While it may seem traditional to share with our Spy readers a special holiday message or image as Talbot County ends one year and begins another, it is our instinctive choice to turn to poetry to celebrate this important passage of time.
In this case, we turn to poet Sue Ellen Thompson and her reading of her poem “Home” to set the tone as family and loved ones return to the Shore for reunions and holiday cheer.
We chose “Home” for the same reasons that National Public Radio’s Garrison Keillor chose this particular poem two years ago for the award-winning program devoted to poetry. It is a poem that creates unforgettable images in the mind’s eye for all who listen and think of their own homes during this season of memories.
The Talbot Spy editors and writers send our best wishes to our readers and those coming to our very special home of Talbot County.
This video is approximately one minute in length. “Home” by Sue Ellen Thompson, from They. © Turning Point Press, 2014. Reprinted with permission and can be purchased here.
Sue Ellen Thompson is the author of five books of poetry, including They (2014), The Wedding Boat (1995), and This Body of Silk (1986).
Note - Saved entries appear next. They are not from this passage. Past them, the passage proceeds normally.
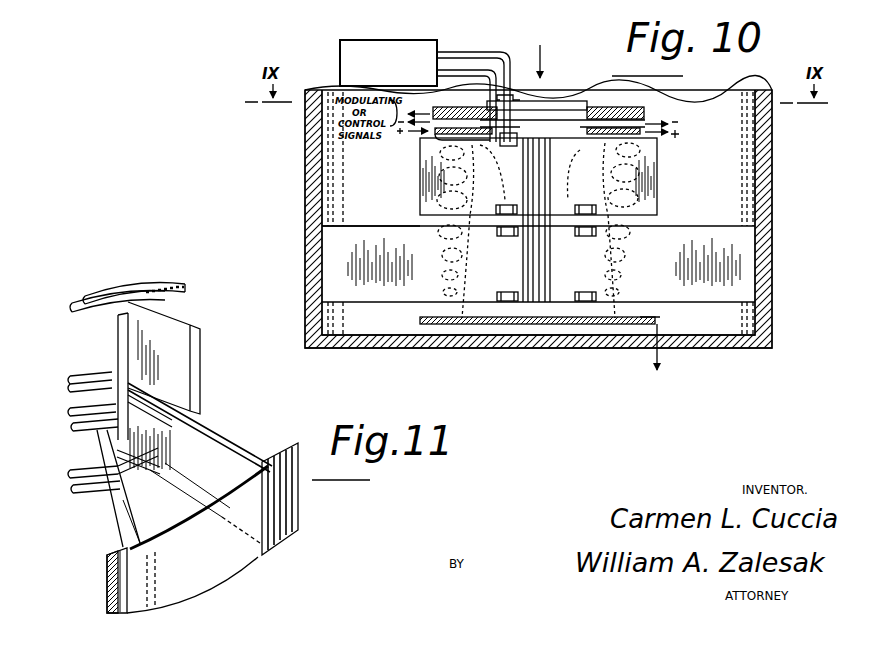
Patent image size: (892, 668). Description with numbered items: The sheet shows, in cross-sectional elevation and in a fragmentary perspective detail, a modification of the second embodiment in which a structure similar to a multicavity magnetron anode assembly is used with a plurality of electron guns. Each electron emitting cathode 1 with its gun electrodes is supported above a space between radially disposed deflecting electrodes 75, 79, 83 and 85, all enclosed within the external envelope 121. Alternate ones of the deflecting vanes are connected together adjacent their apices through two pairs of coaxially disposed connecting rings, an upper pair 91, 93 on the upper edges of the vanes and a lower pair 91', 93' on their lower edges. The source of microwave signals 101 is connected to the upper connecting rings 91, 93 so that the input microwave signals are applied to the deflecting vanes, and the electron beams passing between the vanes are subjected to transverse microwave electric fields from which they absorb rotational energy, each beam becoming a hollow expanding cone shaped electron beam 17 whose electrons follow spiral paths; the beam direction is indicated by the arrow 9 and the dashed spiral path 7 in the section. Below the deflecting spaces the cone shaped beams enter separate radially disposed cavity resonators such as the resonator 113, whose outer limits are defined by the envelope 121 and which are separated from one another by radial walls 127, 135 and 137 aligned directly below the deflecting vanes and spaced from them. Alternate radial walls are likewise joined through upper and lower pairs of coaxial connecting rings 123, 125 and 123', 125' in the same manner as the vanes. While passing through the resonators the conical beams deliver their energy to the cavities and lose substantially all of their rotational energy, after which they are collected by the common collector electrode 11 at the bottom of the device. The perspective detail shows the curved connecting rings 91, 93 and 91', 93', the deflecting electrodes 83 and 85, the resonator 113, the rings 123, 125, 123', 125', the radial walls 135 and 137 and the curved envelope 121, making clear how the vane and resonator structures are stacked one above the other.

In FIG. 10, the electron emitting cathode 1 is at (452, 108).
In FIG. 10, the helix coil 7 is at (485, 140).
In FIG. 10, the beam direction arrow 9 is at (541, 56).
In FIG. 10, the common collector electrode 11 is at (645, 317).
In FIG. 10, the cone shaped electron beam 17 is at (544, 220).
In FIG. 10, the radially disposed deflecting electrode 75 is at (418, 172).
In FIG. 10, the radially disposed deflecting electrode 79 is at (536, 138).
In FIG. 10, the radially disposed deflecting electrode 83 is at (657, 180).
In FIG. 11, the radially disposed deflecting electrode 83 is at (201, 362).
In FIG. 11, the radially disposed deflecting electrode 85 is at (132, 362).
In FIG. 10, the upper connecting ring 91 is at (527, 172).
In FIG. 11, the upper connecting ring 91 is at (127, 282).
In FIG. 10, the lower connecting ring 91' is at (541, 175).
In FIG. 11, the lower connecting ring 91' is at (89, 368).
In FIG. 10, the upper connecting ring 93 is at (543, 184).
In FIG. 11, the upper connecting ring 93 is at (180, 278).
In FIG. 10, the lower connecting ring 93' is at (536, 198).
In FIG. 11, the lower connecting ring 93' is at (93, 390).
In FIG. 10, the source of microwave signals 101 is at (381, 40).
In FIG. 11, the radially-disposed cavity resonator 113 is at (203, 485).
In FIG. 10, the external envelope 121 is at (305, 226).
In FIG. 11, the external envelope 121 is at (300, 490).
In FIG. 10, the upper coaxial connecting ring 123 is at (534, 266).
In FIG. 11, the upper coaxial connecting ring 123 is at (118, 450).
In FIG. 10, the lower coaxial connecting ring 123' is at (536, 291).
In FIG. 11, the lower coaxial connecting ring 123' is at (95, 509).
In FIG. 10, the upper coaxial connecting ring 125 is at (544, 245).
In FIG. 11, the upper coaxial connecting ring 125 is at (138, 407).
In FIG. 10, the lower coaxial connecting ring 125' is at (545, 286).
In FIG. 11, the lower coaxial connecting ring 125' is at (113, 482).
In FIG. 10, the radial wall 127 is at (398, 226).
In FIG. 10, the radial wall 135 is at (668, 227).
In FIG. 11, the radial wall 135 is at (236, 442).
In FIG. 11, the radial wall 137 is at (135, 509).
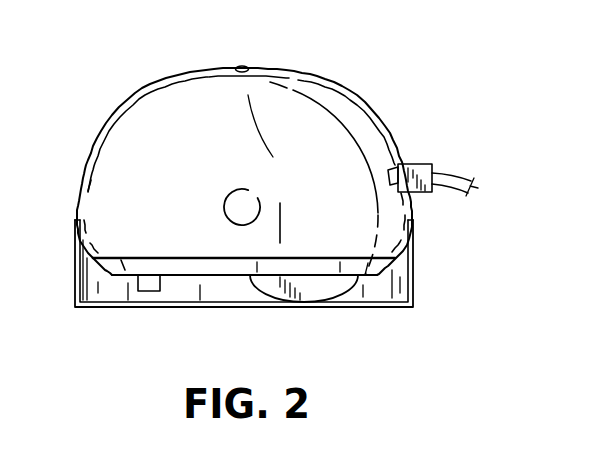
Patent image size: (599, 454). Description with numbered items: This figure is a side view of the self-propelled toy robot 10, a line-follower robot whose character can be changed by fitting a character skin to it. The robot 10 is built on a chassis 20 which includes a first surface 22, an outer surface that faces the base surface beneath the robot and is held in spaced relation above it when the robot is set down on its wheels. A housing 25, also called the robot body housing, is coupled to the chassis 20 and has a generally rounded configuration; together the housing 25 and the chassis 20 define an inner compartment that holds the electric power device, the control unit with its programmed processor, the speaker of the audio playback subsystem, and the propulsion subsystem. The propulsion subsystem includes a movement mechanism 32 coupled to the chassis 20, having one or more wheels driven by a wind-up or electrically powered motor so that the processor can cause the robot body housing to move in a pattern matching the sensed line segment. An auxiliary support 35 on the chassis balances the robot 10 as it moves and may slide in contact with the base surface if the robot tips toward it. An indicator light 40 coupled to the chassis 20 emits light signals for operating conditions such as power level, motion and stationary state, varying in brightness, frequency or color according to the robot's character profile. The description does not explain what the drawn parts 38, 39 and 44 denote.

The toy robot 10 is at (118, 86).
The chassis 20 is at (113, 268).
The first surface 22 is at (208, 278).
The housing 25 is at (296, 84).
The movement mechanism 32 is at (315, 303).
The auxiliary support 35 is at (152, 287).
The connector and cable 38 is at (447, 176).
The base housing 39 is at (102, 308).
The indicator light 40 is at (240, 66).
The port 44 is at (245, 194).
Her two other books, The Leaving: New & Selected Poems (2001) and The Golden Hour (2005), were nominated for the Pulitzer Prize. Known for her elegant control of form, Thompson’s poetry has been praised for its metaphorical heft and sinuous syntax. Poet B.H. Fairchild praised The Golden Hour for its “elegant, wild, beautifully disciplined quatrains and casually rhymed sonnets.” She is also the editor of The Autumn House Anthology of Contemporary American Poetry (2005).
Thompson has received numerous awards and honors, including the Samuel French Morse Prize, the Pablo Neruda Prize, the Maryland Author Award, and two Artist Fellowships from the Connecticut Commission on Culture & Tourism. She has taught at Middlebury College, Wesleyan University, Binghamton University (SUNY), and Central Connecticut State University. She currently works at The Writer’s Center in Bethesda, Maryland, and tutors adult poets.